Left Foot Charley is one of Northwest Michigan's best wineries. Their 2011 Dry Riesling was featured in Eric Asimov's January 6, 2014, article about "winter wines" (but go figure, it's not really about wines made for winter drinking). Last night, Ms Alex and I cracked open (literally -- it was a screw top) a bottle of their 2017 Dry Riesling (here -- scroll down a little bit) -- 89 points from Wine Enthusiast, $18/bottle.

 

We had similar impressions of the wine when tasted w/o food, of stone fruit and citrus: peach and lime for me, apricot and grapefruit for Ms Alex. We both detected perhaps a scintilla of residual sugar, but fruit certainly dominated. It was an excellent match for our dinner of pork tenderloin with Nobu's black cod marinade, sautéed cucumber with garlic and dill, and rice pilaf.

 

 

LFC front.jpg

LFC back.jpg

 

Great write up, thank you!
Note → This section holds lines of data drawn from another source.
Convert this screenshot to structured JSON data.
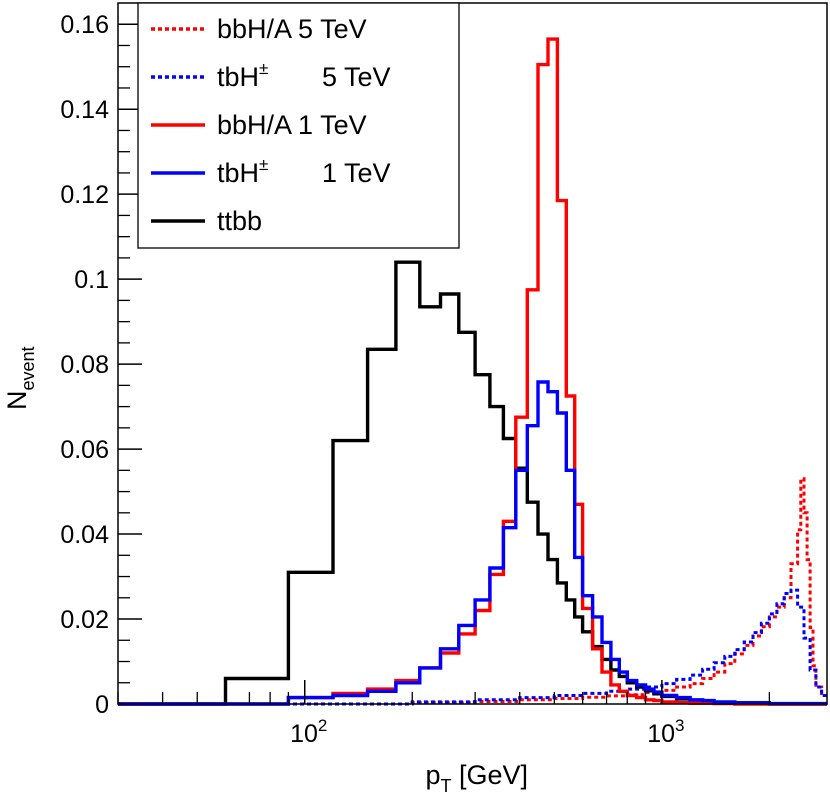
{
  "chart_data": {
    "type": "line",
    "title": "",
    "xlabel": {
      "main": "p",
      "sub": "T",
      "rest": " [GeV]"
    },
    "ylabel": {
      "main": "N",
      "sub": "event"
    },
    "xscale": "log",
    "xlim": [
      30,
      2900
    ],
    "ylim": [
      0,
      0.165
    ],
    "x_ticks": [
      {
        "value": 100,
        "base": "10",
        "exp": "2"
      },
      {
        "value": 1000,
        "base": "10",
        "exp": "3"
      }
    ],
    "y_ticks": [
      {
        "value": 0,
        "label": "0"
      },
      {
        "value": 0.02,
        "label": "0.02"
      },
      {
        "value": 0.04,
        "label": "0.04"
      },
      {
        "value": 0.06,
        "label": "0.06"
      },
      {
        "value": 0.08,
        "label": "0.08"
      },
      {
        "value": 0.1,
        "label": "0.1"
      },
      {
        "value": 0.12,
        "label": "0.12"
      },
      {
        "value": 0.14,
        "label": "0.14"
      },
      {
        "value": 0.16,
        "label": "0.16"
      }
    ],
    "legend_position": "top-left",
    "series": [
      {
        "name": "ttbb",
        "legend": {
          "main": "ttbb",
          "sup": "",
          "tail": ""
        },
        "color": "#000000",
        "dashed": false,
        "bin_edges": [
          30,
          60,
          90,
          120,
          150,
          180,
          210,
          240,
          270,
          300,
          330,
          360,
          390,
          420,
          450,
          480,
          510,
          540,
          570,
          600,
          640,
          680,
          720,
          760,
          800,
          850,
          900,
          950,
          1000,
          1100,
          1200,
          1300,
          1400,
          1600,
          1800,
          2000,
          2900
        ],
        "values": [
          0.0,
          0.006,
          0.031,
          0.062,
          0.0835,
          0.104,
          0.0935,
          0.0965,
          0.0875,
          0.0775,
          0.07,
          0.0625,
          0.0555,
          0.0475,
          0.04,
          0.034,
          0.0285,
          0.0245,
          0.0205,
          0.017,
          0.0135,
          0.0105,
          0.008,
          0.0065,
          0.005,
          0.004,
          0.0031,
          0.0024,
          0.0018,
          0.0012,
          0.0008,
          0.0005,
          0.0003,
          0.0002,
          0.0001,
          0.0
        ]
      },
      {
        "name": "bbH/A 1 TeV",
        "legend": {
          "main": "bbH/A 1 TeV",
          "sup": "",
          "tail": ""
        },
        "color": "#ff0000",
        "dashed": false,
        "bin_edges": [
          30,
          90,
          120,
          150,
          180,
          210,
          240,
          270,
          300,
          330,
          360,
          390,
          420,
          450,
          480,
          510,
          540,
          570,
          600,
          640,
          680,
          720,
          760,
          800,
          850,
          900,
          950,
          1000,
          1100,
          1200,
          1400,
          1600,
          2900
        ],
        "values": [
          0.0,
          0.0015,
          0.0025,
          0.0035,
          0.0055,
          0.0085,
          0.012,
          0.0165,
          0.022,
          0.0305,
          0.043,
          0.0675,
          0.0975,
          0.1505,
          0.1565,
          0.1185,
          0.0725,
          0.047,
          0.0225,
          0.013,
          0.0075,
          0.0045,
          0.003,
          0.002,
          0.0015,
          0.001,
          0.0008,
          0.0005,
          0.0003,
          0.0002,
          0.0001,
          0.0
        ]
      },
      {
        "name": "tbH± 1 TeV",
        "legend": {
          "main": "tbH",
          "sup": "±",
          "tail": "1 TeV"
        },
        "color": "#0000ff",
        "dashed": false,
        "bin_edges": [
          30,
          90,
          120,
          150,
          180,
          210,
          240,
          270,
          300,
          330,
          360,
          390,
          420,
          450,
          480,
          510,
          540,
          570,
          600,
          640,
          680,
          720,
          760,
          800,
          850,
          900,
          950,
          1000,
          1100,
          1200,
          1300,
          1400,
          1600,
          2000,
          2900
        ],
        "values": [
          0.0,
          0.0015,
          0.002,
          0.003,
          0.005,
          0.0085,
          0.013,
          0.0185,
          0.0245,
          0.032,
          0.0415,
          0.055,
          0.0655,
          0.0758,
          0.0735,
          0.0685,
          0.055,
          0.0345,
          0.0255,
          0.0205,
          0.0145,
          0.0105,
          0.0075,
          0.0055,
          0.0045,
          0.0035,
          0.0028,
          0.002,
          0.0015,
          0.001,
          0.0008,
          0.0005,
          0.0003,
          0.0001
        ]
      },
      {
        "name": "bbH/A 5 TeV",
        "legend": {
          "main": "bbH/A 5 TeV",
          "sup": "",
          "tail": ""
        },
        "color": "#ff0000",
        "dashed": true,
        "bin_edges": [
          30,
          200,
          300,
          400,
          500,
          600,
          700,
          800,
          900,
          1000,
          1100,
          1200,
          1300,
          1400,
          1500,
          1600,
          1700,
          1800,
          1900,
          2000,
          2100,
          2200,
          2300,
          2400,
          2450,
          2500,
          2550,
          2600,
          2650,
          2700,
          2800,
          2900
        ],
        "values": [
          0.0,
          0.0003,
          0.0006,
          0.001,
          0.0013,
          0.0016,
          0.0019,
          0.0022,
          0.0027,
          0.0032,
          0.004,
          0.0048,
          0.006,
          0.0075,
          0.0095,
          0.0118,
          0.0138,
          0.016,
          0.0182,
          0.0205,
          0.0228,
          0.025,
          0.033,
          0.041,
          0.053,
          0.045,
          0.034,
          0.018,
          0.009,
          0.004,
          0.002
        ]
      },
      {
        "name": "tbH± 5 TeV",
        "legend": {
          "main": "tbH",
          "sup": "±",
          "tail": "5 TeV"
        },
        "color": "#0000ff",
        "dashed": true,
        "bin_edges": [
          30,
          200,
          300,
          400,
          500,
          600,
          700,
          800,
          900,
          1000,
          1100,
          1200,
          1300,
          1400,
          1500,
          1600,
          1700,
          1800,
          1900,
          2000,
          2100,
          2200,
          2300,
          2400,
          2500,
          2600,
          2700,
          2800,
          2900
        ],
        "values": [
          0.0,
          0.0005,
          0.001,
          0.0015,
          0.002,
          0.0025,
          0.003,
          0.0035,
          0.004,
          0.0048,
          0.0058,
          0.0068,
          0.0082,
          0.0097,
          0.0112,
          0.0128,
          0.0146,
          0.0168,
          0.019,
          0.0212,
          0.0236,
          0.026,
          0.0268,
          0.0228,
          0.0155,
          0.008,
          0.004,
          0.002
        ]
      }
    ],
    "legend_order": [
      "bbH/A 5 TeV",
      "tbH± 5 TeV",
      "bbH/A 1 TeV",
      "tbH± 1 TeV",
      "ttbb"
    ]
  }
}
Made my mouth water.

I tend to trust reviews from the Enthusiast more than the Spectator, which may seem odd to geeks, but I think the Enthusiast favors more food-friendly wines with moderate sugars and alohols, and is more in touch with food-and-wine pairings.

A trace of sweetness is not a bad thing, especially if you are pairing the wine with garlic or spices.

Now I'm really fascinated to know more about Left Foot and their source vineyards.